Life Lessons

IF YOU GET A CHANCE, TAKE IT! IF IT CHANGES YOUR LIFE, LET IT!

Saturday, November 20, 2010

Jaded


"Hey j-j-jaded, you got your mama's style But you're yesterday's child to me So jaded You think that's where it's at But is that where it's supposed to be? " ~ Aerosmith


That's me. Jaded. Sometimes I hide it better than others, this is not one of those times. Years ago when Tom wanted to become the assistant in my room I honestly said to him, " I think men are useless. Prove me wrong." He did. My male friends usually do. Men I am in a relationship with do not. So is that because of the choices I make, or because men act differently with female friends? Hmmm..... not the subject of this blog, but an interesting question none the less.
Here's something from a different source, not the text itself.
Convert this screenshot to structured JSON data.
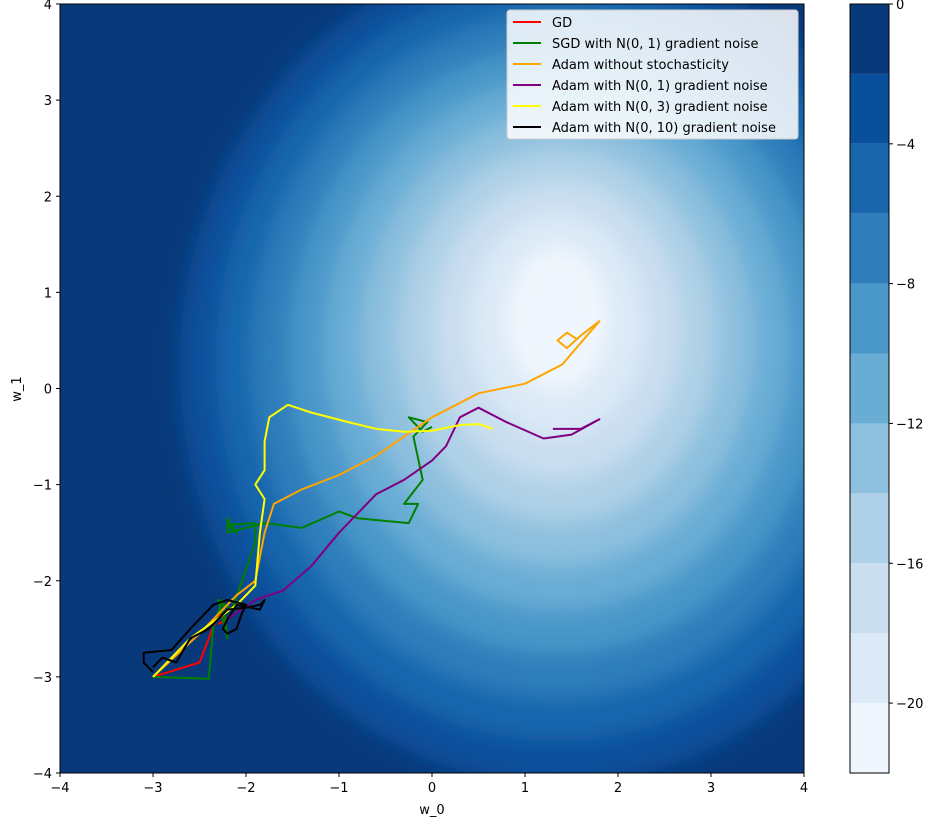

Last weekend I was supposed to have my nieces sleep over. I had the flu instead. My Ashlyn was going to her first high school formal, with the girls, and she was coming home to me. I would get to see her in her beautiful dress, make some popcorn, take out the monopoly, and gab about boys and the dance the rest of the night. Instead I spent the night alone. Me, some popcorn, and Jane Austin.

First I watched "Sense and Sensibility", which I love. The Misses Dashwood were settled with their men and all was right with the world. Even though I don't really believe in it, I still love to dream about it, and watch it. Then lo and behold I realized that the version I got from the library had another disc! A whole other movie, called "Jane Austen Regrets", based on her letters. I loved it! Now, I am NO Jane Austen, but it seems our thinking runs along similar lines. We would like to believe the fairytale, we can even spin fairy tales for others to enjoy ( yeah...I'm no Austin) but neither of us really believes it. In the movie Jane's niece goes to her for advice on a man she (the niece) wants to marry. Jane basically tanks it with her cynicism. It was then that I realized I could very well do the same thing.

I want to be there for my niece, for all of them for that matter. Sometimes the young women at work will even ask me a question, or an opinion about men related things. I don't want to tank something inadvertently, because of my cynicism. I certainly don't want Ashlyn to grow up hating men. Although the thought of her going through even 1/4 of what I have upsets me greatly, the bliss of first love isn't something I would want to deny her. There's a fine line between insightful advise, and destructive cynicism. It's time for me to learn how to walk it.